The inflow of foreign investment will increase the financial strength and ability of the Mozambican government to implement its development agenda. “Our job at ENH, and the reason for taking direct stakes in investments, is to leverage these flows to build a broad and inclusive economy in Mozambique,” says Mithá. Getting this right will mean, “building links between global investors and local small and medium sized enterprises able to include the local labour force in employment and skills dissemination.”

From a legislative and policy perspective, Mitha argues that, “Mozambique sets an example for other African countries on how to strike a balance between national development objectives and the attraction of foreign investment.”
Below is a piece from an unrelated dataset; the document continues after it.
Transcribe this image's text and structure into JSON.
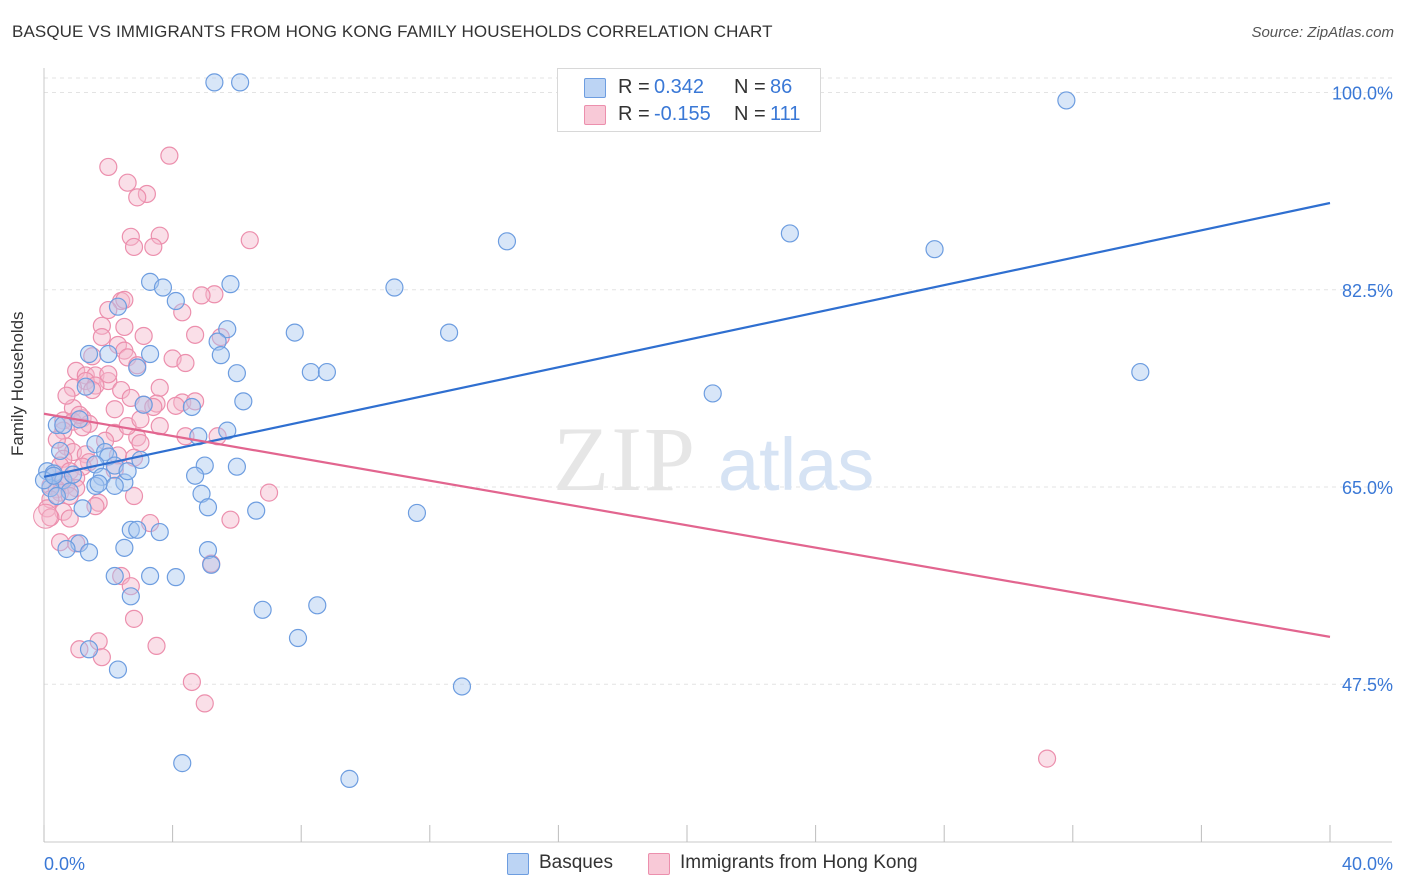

For global companies to come to Mozambique, spending billions of dollars on multi-year projects deep offshore, for example, “Mozambique understands that we need to create an investor friendly environment,” he adds. There are many ways to increase revenues, either through standard income tax or through tools such as royalties and profit-sharing programmes. Africa is not the only region supplying oil and gas to the world: Qatari production is growing, as is production in the United States, Myanmar, Russia and Australia.

Given competition, ENH recognises that time to market is important. To this end, ENH and the Mozambican government have invested heavily in attracting the hard investment, and then making it relatively easy to build the exploration and extraction infrastructure that will allow us to say ahead of the game.

Our task, now, at ENH, is to, “leverage this investment to build a broader and more inclusive economic ecosystem that will allow us to leverage our energy bonanza for long-term and broadly inclusive growth,” concludes Mitha.